Since its first investigation, an examination of governmental wage policy, the programme has won over 40 awards, including three prestigious Sony Golds.

Established by former BBC Radio 4 controller, Michael Green, File On 4 has investigated a wide range of topics and home and abroad. Food aid fraud, football hooliganism, joyriding and police marksmen are just some of the issues the programme has explored in depth.

File On 4 has heard from some of the BBC's most accomplished journalists, with Bridget Kendall, Stephen Sackur, Robin Lustig, Justin Webb, Winifred Robinson and Nick Clarke all having reported for the programme.

FILE ON 4 AT 25
Helen Boaden with young  Ugandan AIDS victims
Helen Boaden's 1986 report on AIDS in Uganda was one of three Sony Gold winners
Many of File On 4's most significant investigations are described in a special web tribute produced to mark its 25th anniversary in 2002.

In 2003, the programme won the highly coveted Sony Gold Award for its investigation into cot deaths which brought to light crucial new evidence that helped to quash Sally Clark's conviction.

Praising the programme as a "journalistic tour de force", Sony's judges said: "Now that Sally Clark's conviction has been quashed, everyone is on the bandwagon - but this programme was made whilst she was in prison.

"It was brave, compassionate and unswerving in its sense of the injustice done."

Another triumph came at the international George Peabody Awards for excellence in media.

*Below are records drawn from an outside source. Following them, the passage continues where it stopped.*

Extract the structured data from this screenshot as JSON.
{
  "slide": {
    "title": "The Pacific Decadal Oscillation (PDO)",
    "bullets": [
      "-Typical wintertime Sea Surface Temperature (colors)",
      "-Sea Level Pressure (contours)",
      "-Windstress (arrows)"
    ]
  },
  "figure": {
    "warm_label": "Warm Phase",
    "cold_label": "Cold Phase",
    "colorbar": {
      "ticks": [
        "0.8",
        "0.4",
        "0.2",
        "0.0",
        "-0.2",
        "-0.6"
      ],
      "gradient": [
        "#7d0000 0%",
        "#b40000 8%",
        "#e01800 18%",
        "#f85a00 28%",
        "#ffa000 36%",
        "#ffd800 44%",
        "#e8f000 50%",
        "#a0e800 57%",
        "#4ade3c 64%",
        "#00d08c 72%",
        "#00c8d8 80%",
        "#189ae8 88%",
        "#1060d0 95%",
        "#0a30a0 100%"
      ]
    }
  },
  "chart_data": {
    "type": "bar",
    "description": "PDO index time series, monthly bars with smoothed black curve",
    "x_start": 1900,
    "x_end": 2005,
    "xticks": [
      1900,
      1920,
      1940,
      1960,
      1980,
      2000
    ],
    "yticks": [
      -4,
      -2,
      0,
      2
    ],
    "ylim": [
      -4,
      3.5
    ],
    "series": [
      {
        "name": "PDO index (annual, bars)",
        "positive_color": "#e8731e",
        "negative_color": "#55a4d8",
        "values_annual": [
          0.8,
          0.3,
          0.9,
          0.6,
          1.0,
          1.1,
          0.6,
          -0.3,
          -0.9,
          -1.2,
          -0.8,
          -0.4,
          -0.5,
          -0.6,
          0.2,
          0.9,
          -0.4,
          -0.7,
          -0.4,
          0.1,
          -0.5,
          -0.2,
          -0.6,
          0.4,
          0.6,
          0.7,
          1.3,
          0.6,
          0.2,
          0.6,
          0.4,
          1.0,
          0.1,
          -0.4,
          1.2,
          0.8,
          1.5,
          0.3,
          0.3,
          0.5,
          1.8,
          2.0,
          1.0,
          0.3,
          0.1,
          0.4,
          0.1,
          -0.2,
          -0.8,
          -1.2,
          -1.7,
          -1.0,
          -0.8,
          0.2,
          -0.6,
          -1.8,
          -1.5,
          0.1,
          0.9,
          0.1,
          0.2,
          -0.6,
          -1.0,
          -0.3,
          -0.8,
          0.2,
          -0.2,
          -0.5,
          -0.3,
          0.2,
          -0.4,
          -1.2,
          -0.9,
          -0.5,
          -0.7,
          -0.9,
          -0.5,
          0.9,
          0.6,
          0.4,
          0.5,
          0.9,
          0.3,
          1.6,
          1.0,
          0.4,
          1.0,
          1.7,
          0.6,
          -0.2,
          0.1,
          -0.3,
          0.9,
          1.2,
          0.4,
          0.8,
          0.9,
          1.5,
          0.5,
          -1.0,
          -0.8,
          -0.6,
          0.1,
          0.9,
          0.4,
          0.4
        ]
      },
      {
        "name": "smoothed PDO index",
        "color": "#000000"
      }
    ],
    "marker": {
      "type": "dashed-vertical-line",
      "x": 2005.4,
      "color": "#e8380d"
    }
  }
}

One of the winners of the 62nd annual awards, a File On 4 programme was recommended by the judges as "an in-depth examination that revealed how nations illicitly procured 'dual use' materials for the development of nuclear weapons."

The investigation, in Autumn 2003, revealed how "rogue" nations, including Iran, had acquired sensitive equipment from British companies for their nuclear arms programmes.

Current File On 4 Editor David Ross said the programme's long-standing reputation for excellence was testimony to the commitment and dedication of its journalists.

"As those who've worked on it will testify, File On 4 is not for the faint hearted."